Le nucléaire et les énergie renouvelables :

Des filières d’avenir en termes d’emploi, partout sur le territoire

 

  • Le nucléaire est la 3ème filière industrielle en France ;

  • Elle représente 3 000 entreprises et 220 000 emplois ;

  • On recense 5 000 recrutements en 2021 dans cette filière malgré la crise ;

  • 10 000 emplois seront créés par les 6 EPR2 pendant la phase de construction, et 6 000 emplois pendant les 60 ans d’exploitation ;

  • La filière des énergies renouvelable représente quant à elle 70 000 emplois ;

  • Au total, la filière nucléaire et la filière des énergies renouvelables représentent donc plus de  300 000 emplois.
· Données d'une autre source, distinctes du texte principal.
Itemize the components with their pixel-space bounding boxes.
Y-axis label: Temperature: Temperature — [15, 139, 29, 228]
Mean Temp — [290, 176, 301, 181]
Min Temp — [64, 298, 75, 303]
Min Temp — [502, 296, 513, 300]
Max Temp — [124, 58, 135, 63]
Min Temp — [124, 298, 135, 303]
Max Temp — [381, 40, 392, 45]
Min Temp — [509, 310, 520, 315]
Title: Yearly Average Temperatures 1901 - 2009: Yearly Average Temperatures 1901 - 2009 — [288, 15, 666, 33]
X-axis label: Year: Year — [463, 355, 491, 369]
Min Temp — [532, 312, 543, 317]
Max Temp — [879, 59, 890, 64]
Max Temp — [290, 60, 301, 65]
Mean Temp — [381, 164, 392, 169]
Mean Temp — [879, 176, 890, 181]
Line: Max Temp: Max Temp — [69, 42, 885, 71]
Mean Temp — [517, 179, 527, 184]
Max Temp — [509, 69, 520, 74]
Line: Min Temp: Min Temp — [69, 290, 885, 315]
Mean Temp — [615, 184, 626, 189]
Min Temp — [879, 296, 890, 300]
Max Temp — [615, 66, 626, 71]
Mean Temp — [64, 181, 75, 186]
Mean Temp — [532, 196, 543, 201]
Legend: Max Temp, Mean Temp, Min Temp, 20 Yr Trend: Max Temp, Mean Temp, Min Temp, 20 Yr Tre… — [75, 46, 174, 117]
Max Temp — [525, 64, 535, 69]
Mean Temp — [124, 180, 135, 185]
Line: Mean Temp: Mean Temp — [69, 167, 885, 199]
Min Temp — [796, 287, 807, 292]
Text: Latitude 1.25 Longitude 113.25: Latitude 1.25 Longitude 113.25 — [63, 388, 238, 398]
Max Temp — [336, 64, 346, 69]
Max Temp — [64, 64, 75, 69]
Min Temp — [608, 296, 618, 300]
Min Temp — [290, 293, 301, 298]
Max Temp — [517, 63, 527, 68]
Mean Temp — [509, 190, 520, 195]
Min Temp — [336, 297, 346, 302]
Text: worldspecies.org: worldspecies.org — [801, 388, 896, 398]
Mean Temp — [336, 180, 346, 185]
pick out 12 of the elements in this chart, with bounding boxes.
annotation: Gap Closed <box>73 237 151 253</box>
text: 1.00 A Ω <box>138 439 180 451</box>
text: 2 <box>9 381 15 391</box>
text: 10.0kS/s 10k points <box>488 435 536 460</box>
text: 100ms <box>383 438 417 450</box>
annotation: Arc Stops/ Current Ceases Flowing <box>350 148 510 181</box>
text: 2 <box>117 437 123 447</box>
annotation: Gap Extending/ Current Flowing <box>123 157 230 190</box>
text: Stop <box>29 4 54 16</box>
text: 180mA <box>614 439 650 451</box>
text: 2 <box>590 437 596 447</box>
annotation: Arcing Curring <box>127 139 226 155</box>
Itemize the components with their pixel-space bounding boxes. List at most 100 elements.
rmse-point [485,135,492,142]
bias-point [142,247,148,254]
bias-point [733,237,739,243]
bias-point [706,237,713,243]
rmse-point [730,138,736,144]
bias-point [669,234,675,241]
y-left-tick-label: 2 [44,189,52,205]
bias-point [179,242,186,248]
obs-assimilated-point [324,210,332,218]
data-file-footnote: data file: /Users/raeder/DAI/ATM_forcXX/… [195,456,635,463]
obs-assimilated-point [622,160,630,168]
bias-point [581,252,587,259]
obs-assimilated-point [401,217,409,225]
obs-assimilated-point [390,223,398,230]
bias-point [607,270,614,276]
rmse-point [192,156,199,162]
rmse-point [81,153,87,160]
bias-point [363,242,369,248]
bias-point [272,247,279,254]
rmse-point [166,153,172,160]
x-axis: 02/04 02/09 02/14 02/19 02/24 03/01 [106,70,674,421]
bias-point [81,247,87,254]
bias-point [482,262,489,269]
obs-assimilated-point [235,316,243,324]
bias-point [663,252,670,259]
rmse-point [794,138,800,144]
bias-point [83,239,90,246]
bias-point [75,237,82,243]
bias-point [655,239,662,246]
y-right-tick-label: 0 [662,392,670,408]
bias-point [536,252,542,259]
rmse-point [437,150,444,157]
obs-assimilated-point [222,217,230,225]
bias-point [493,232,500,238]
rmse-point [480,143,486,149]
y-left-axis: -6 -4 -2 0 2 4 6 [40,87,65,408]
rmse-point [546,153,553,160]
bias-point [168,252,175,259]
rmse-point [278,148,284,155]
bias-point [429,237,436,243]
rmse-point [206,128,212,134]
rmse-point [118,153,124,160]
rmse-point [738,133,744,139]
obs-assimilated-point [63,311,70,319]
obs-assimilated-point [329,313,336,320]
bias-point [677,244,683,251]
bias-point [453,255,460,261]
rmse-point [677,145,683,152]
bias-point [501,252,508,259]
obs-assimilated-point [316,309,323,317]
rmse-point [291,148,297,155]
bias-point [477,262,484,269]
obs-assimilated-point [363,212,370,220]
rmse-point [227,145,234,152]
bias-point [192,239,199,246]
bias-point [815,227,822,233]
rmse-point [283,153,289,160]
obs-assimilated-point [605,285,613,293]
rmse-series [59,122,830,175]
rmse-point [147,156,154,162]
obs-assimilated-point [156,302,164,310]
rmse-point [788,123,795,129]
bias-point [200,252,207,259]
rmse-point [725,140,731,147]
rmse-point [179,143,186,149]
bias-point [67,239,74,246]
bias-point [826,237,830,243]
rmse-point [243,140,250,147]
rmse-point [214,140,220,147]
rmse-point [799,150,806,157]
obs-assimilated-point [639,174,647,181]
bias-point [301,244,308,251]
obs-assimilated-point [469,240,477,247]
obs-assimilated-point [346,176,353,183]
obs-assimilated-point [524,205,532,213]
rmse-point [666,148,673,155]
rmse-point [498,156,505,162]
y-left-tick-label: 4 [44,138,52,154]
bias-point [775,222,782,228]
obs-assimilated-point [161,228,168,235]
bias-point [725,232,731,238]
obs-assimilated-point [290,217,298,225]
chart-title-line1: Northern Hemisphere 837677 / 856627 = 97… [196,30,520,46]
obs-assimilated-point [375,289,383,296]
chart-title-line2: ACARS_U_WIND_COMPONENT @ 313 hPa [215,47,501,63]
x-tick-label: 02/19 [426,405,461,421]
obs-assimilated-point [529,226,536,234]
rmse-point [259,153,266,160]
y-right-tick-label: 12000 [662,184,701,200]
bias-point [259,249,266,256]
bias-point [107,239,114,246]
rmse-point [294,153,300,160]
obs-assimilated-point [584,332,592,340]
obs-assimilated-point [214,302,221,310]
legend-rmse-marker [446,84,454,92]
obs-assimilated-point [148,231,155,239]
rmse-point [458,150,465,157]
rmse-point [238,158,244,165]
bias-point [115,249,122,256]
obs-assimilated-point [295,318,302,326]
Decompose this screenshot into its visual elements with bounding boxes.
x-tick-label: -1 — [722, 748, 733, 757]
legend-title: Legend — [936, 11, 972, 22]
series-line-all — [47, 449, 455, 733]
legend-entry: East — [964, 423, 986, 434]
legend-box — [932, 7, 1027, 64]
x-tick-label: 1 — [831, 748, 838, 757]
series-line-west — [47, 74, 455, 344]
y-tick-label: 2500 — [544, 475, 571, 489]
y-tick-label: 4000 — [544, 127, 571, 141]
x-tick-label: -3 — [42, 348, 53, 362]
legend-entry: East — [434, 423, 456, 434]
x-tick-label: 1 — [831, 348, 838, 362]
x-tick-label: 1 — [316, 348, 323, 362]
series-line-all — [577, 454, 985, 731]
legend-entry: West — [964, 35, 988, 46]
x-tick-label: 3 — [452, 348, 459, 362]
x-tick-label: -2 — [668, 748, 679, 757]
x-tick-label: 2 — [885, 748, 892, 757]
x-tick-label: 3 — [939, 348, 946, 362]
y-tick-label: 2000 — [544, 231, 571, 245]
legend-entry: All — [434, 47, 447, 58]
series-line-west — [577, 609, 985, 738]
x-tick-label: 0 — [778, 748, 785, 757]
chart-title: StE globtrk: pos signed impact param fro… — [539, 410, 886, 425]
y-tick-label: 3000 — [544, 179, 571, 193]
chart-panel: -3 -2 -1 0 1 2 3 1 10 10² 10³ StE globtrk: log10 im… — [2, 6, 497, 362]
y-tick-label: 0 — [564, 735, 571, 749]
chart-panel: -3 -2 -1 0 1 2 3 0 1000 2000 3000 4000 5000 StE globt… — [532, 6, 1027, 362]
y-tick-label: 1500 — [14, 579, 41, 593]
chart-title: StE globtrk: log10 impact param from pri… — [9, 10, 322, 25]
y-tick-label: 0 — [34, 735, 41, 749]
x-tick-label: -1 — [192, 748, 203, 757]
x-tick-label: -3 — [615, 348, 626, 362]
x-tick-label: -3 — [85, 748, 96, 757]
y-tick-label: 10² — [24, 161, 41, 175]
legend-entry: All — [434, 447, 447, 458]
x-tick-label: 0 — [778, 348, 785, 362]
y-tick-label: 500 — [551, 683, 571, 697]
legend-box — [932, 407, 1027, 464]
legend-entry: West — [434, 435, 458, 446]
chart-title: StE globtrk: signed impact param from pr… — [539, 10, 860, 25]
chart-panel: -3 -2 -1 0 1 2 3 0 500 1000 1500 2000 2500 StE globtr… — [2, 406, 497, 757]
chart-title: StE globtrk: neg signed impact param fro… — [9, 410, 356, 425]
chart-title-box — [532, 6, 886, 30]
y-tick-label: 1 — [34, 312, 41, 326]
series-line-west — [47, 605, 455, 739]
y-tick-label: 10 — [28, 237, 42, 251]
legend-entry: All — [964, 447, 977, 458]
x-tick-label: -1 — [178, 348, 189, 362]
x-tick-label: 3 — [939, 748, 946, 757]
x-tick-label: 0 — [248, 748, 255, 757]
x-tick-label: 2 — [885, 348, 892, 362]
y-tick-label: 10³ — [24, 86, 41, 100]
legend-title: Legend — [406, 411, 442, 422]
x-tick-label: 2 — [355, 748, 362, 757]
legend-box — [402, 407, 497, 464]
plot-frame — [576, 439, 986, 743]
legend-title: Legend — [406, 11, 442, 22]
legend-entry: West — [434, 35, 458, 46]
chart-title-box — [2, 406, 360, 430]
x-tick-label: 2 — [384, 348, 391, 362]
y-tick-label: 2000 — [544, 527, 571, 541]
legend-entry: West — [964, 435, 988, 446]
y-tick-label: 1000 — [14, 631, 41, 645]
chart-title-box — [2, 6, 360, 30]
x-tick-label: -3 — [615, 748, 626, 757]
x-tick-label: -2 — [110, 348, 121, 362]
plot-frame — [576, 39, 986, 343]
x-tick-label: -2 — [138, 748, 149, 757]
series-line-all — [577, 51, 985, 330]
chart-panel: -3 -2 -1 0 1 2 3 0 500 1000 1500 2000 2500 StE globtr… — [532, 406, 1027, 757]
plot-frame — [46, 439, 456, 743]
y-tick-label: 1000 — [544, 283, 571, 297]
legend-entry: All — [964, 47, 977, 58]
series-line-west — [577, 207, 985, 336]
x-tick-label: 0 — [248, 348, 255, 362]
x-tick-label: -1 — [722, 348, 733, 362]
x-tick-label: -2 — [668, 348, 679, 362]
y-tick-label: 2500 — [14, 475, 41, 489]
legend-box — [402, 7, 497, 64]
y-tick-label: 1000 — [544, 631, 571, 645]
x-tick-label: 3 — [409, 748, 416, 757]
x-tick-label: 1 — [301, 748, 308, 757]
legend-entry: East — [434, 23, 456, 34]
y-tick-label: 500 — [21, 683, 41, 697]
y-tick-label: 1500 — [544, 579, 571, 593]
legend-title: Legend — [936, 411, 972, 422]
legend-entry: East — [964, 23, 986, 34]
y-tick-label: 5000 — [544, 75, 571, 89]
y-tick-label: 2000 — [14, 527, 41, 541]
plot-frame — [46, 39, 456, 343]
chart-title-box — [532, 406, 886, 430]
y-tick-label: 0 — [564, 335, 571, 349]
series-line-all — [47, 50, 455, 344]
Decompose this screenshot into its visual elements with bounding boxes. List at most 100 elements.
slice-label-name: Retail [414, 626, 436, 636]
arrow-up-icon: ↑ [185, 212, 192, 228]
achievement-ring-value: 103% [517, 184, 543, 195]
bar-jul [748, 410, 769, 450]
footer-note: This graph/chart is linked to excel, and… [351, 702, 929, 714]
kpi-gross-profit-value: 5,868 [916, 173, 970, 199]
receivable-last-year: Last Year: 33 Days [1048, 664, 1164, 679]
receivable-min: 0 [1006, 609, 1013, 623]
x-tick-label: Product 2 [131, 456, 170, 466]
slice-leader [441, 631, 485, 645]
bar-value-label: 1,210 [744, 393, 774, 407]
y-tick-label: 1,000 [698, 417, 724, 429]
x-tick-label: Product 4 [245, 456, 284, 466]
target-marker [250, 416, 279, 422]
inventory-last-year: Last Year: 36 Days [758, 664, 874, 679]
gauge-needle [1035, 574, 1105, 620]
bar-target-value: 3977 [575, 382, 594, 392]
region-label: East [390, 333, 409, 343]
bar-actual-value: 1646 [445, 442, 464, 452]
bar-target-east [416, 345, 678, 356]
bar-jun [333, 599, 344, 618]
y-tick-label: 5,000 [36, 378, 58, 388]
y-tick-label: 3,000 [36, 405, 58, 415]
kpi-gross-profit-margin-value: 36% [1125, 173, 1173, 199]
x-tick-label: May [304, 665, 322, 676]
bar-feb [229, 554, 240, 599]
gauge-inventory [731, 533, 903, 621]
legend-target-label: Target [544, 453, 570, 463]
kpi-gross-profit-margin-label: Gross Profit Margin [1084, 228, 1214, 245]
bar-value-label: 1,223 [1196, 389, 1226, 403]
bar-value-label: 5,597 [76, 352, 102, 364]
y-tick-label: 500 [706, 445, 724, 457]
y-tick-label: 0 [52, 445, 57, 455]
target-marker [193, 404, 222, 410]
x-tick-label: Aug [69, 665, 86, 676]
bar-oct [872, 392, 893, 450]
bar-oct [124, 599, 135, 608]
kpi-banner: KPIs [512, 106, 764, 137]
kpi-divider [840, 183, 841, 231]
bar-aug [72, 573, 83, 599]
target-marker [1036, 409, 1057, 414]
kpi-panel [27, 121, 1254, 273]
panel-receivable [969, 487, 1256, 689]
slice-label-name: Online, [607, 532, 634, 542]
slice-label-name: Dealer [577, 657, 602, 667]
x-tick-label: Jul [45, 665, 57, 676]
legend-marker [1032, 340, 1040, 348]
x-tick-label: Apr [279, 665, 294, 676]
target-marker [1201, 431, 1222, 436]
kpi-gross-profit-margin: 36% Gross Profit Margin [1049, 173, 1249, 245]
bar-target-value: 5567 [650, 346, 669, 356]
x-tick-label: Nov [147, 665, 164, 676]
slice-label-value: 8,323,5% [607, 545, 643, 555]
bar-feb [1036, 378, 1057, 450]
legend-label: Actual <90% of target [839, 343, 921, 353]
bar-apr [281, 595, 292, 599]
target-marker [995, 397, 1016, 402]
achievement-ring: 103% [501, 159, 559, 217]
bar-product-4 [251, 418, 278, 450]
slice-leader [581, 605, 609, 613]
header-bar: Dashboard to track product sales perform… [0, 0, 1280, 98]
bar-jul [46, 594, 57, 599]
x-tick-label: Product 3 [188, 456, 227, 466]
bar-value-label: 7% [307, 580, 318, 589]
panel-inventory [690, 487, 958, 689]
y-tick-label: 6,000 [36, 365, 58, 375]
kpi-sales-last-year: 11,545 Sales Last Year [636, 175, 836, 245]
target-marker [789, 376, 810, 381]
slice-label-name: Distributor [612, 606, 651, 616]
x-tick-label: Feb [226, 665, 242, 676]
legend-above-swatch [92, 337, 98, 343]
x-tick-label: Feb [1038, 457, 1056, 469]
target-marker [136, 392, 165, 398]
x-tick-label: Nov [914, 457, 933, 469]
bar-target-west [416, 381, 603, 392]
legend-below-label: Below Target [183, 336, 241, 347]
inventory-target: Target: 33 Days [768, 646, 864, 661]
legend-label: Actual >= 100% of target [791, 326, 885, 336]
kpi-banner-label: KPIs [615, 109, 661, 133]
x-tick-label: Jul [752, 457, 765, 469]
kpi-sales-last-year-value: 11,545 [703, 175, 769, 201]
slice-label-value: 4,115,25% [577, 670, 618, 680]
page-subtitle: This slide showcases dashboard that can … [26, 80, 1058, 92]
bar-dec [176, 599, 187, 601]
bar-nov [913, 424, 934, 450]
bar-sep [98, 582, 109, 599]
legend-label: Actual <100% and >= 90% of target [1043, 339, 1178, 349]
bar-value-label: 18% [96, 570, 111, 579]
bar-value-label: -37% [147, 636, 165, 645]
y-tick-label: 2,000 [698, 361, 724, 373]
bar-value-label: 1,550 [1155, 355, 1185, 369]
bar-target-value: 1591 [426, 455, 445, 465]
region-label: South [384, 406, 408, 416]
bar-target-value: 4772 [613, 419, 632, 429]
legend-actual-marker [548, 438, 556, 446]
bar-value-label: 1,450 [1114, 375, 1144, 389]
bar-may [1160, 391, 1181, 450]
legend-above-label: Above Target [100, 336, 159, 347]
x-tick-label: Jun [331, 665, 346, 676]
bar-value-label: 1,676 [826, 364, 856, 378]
  • Belfort est un symbole de la réindustrialisation et devient une vallée de l’énergie et des transports décarbonés, au même titre que le Nord est une vallée des batteries.

 

  • Des technologies qui se substitueront au carbone sont produites à Belfort : McPhy avec sa gigafactory d’hydrogène (114 M€ d’aides, 430 emplois) ; 246 Millions d’euros pour Faurecia avec son usine de réservoirs hydrogène à Allenjoie etc.